Wednesday, September 29, 2010

Banned Book Week and Guest Post by Author Carrie Ryan

As readers our freedom to read is without question important to us. But how do authors view banning and censorship?! YA author Carrie Ryan shares her thoughts with this important piece that really hits home the reason why we need to fight against the banning and removal of books from our schools and libraries for ourselves and most importantly for our children...

Won't someone please think of the children?
I'm so proud and pleased to live in a world where young girls are never sexually abused. Where women in high school or middle school aren't raped. Where teen boys never contemplate suicide (or, heaven forfend, actually attempt and accomplish it). I'm blessed to live in a world where there's no bullying, no cyberbullying, no eating disorders or emotional abuse. Where girls don't stick fingers down their throats and slide knives or blades over their skin intentionally. Where teachers don't sleep with students, where fathers don't sleep with daughters, where no one under consenting age has sex, thinks about sex, comes close to having sex, gets pregnant, gets a disease, has an abortion or has a child when they're still in their tweens. How lovely that all girls and boys are virgins throughout middle and high school. That nary a drop of alcohol or a whiff of drugs passes their lips, their noses, their veins.

Surely each child at every school is well loved, well nourished, well cared for. Well clothed and well mannered with bright futures ahead that don't involve peer pressure and binge drinking and drugs and gangs.

Clearly none of those terrible things ever happens in the lives of REAL teens. So why would we ever need books about such horrid and odious happenings? Why would we allow such texts to enter the hallowed halls of our children's schools? Or, worse, to actually be offered on a list of recommended reading? Or even more awful to contemplate, used in a classroom? Forget that such books may have won awards or received starred reviews or been included list after list. Forget that teens have written to authors in tears, in gratitude, in awe that some of those books have changed their lives. That some of those books have saved them.

We don't need those books anymore!
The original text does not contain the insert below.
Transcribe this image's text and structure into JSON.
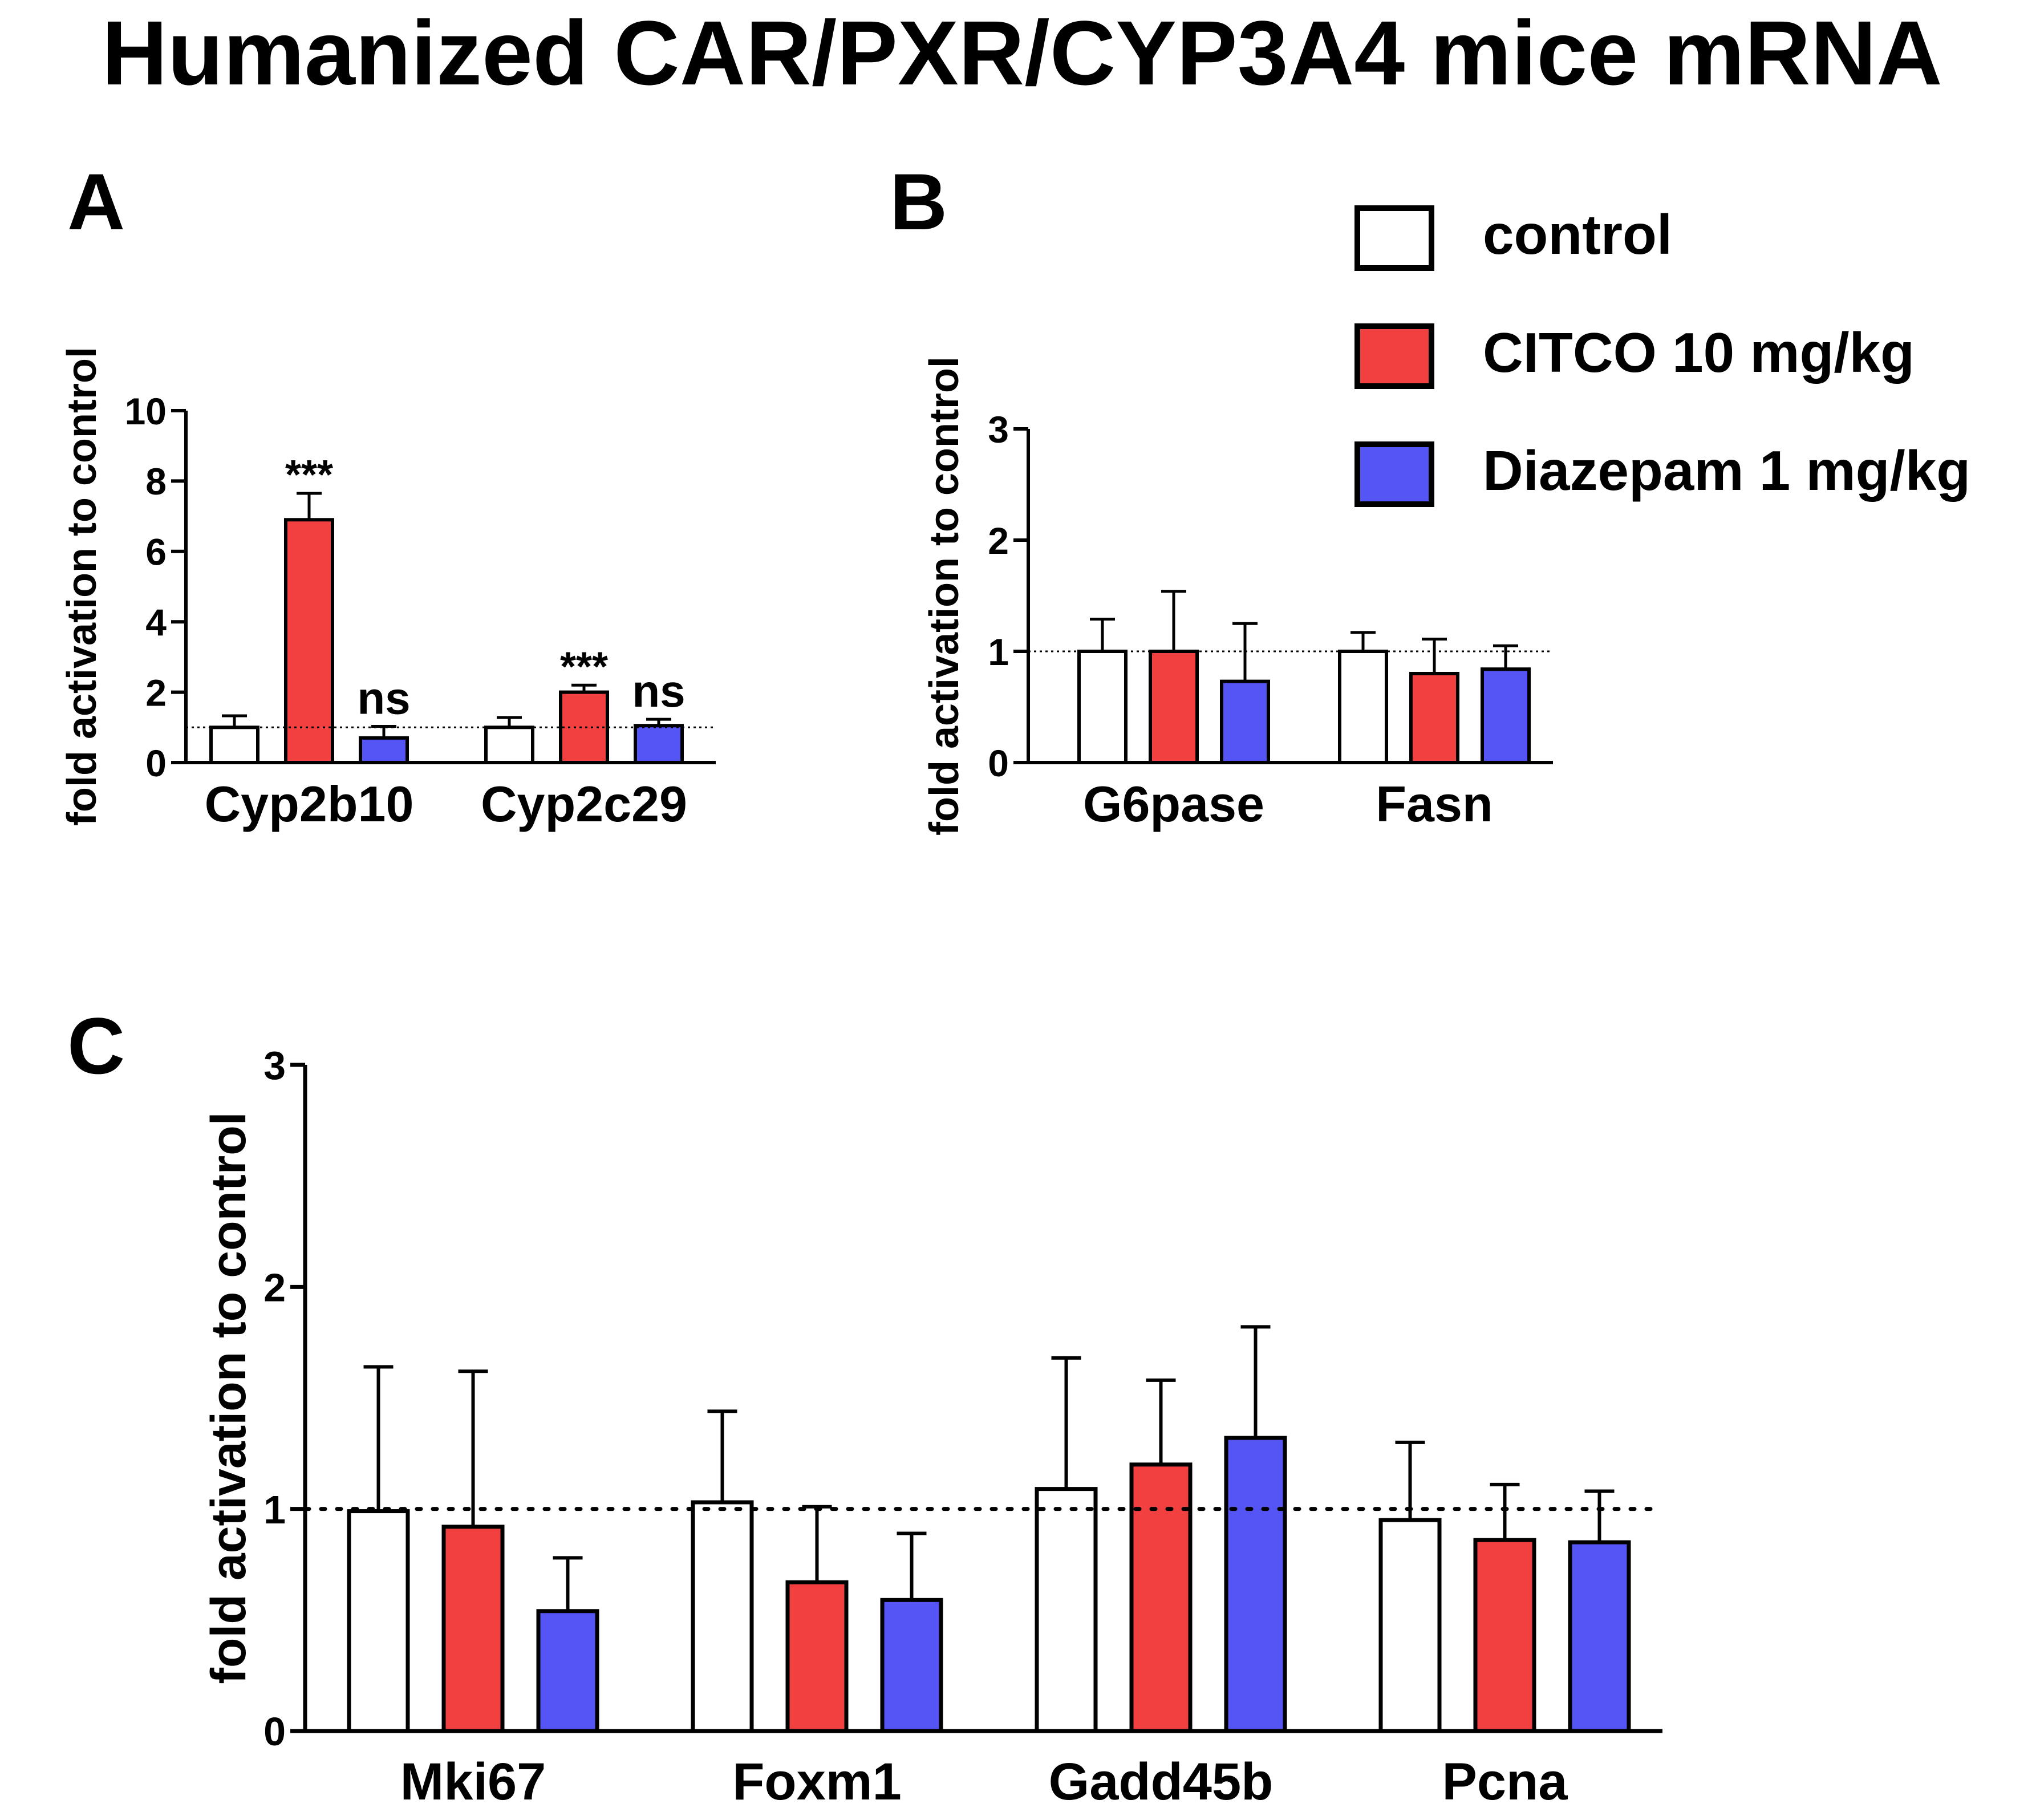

Therefore, we don't need them in our classes, in our schools or in our libraries. Hasn't anyone ever wondered what would happen if we let our perfect, pure, untouched and untarnished teen minds read such smut? They might contemplate drugs or sex or suicide. Clearly, all it would take is one page - one paragraph - of Laurie Halse Anderson's book Wintergirls to change even the healthiest girl anorexic! No girl today would ever have such thoughts otherwise!

Won't someone please think of the children? What are we teaching them with these books?

Unless... unless we've somehow failed. Unless we missed something. Unless there are teens out there that are in trouble. That have faced obstacles that their parents don't know about. Unless there are teens out there with secrets -- secret pains and secret fears -- that they can't take to their mother or father or sister or priest or teacher. Maybe they're ashamed. Maybe they're afraid.

Maybe they need to be shown that they're not alone. That you can survive abuse. That you can overcome bullying and peer pressure. That your friends could be facing these issues. That you can find help. Or even, what happens when you don't.

Maybe we need to have more faith in teens that reading a book won't brainwash them. That maybe instead it will expand their horizons. And maybe as the adults of the world that's our job - to show them the world and be there to answer questions and support them.

I get it. I understand that its easier to keep teens in the dark. It's easier to believe that teens aren't dealing with these difficult issues. What parents want to introduce their precious child to all the bad things in this world? What father wants to explain what rape is?

But I need to make this clear, and this comes from my experience and from my friends experiences and from the teens I've talked to: this stuff happens. And it happens to teens and tweens far younger than any of us would ever want to contemplate. They deal with these issues whether we want them to or not. This is life and life can really suck and it can be messy and dangerous and sad. And hiding from it doesn't make it go away.

So whenever someone screams "Won't someone please think of the children" and then they propose banning books or removing them from the classroom or the library, I want to ask them what they think it accomplishes. Because not talking about the difficult issues in this world doesn't make them not exist. Not letting teens read about them doesn't mean teens are somehow not going to face them.

We're not protecting anyone by keeping them ignorant. And banning books or pretending this stuff doesn't happen is the height of ignorance.

Thank you to the authors who write about these difficult topics and to those who fight to keep them in schools.

Carrie Ryan is the author of The Forest of Hands and Teeth, The Dead-Tossed Waves and the soon to be released The Dark and Hollow Places. You can learn more about Carrie and her books at www.Carrieryan.com. And you can read Carrie's original post on her blog, Carries Procrastinatory Outlet.

I want to thank Carrie Ryan for permission to share her wonderfully written article! This post really resonated with me and I can only hope that it reaches out to many other readers in the same way.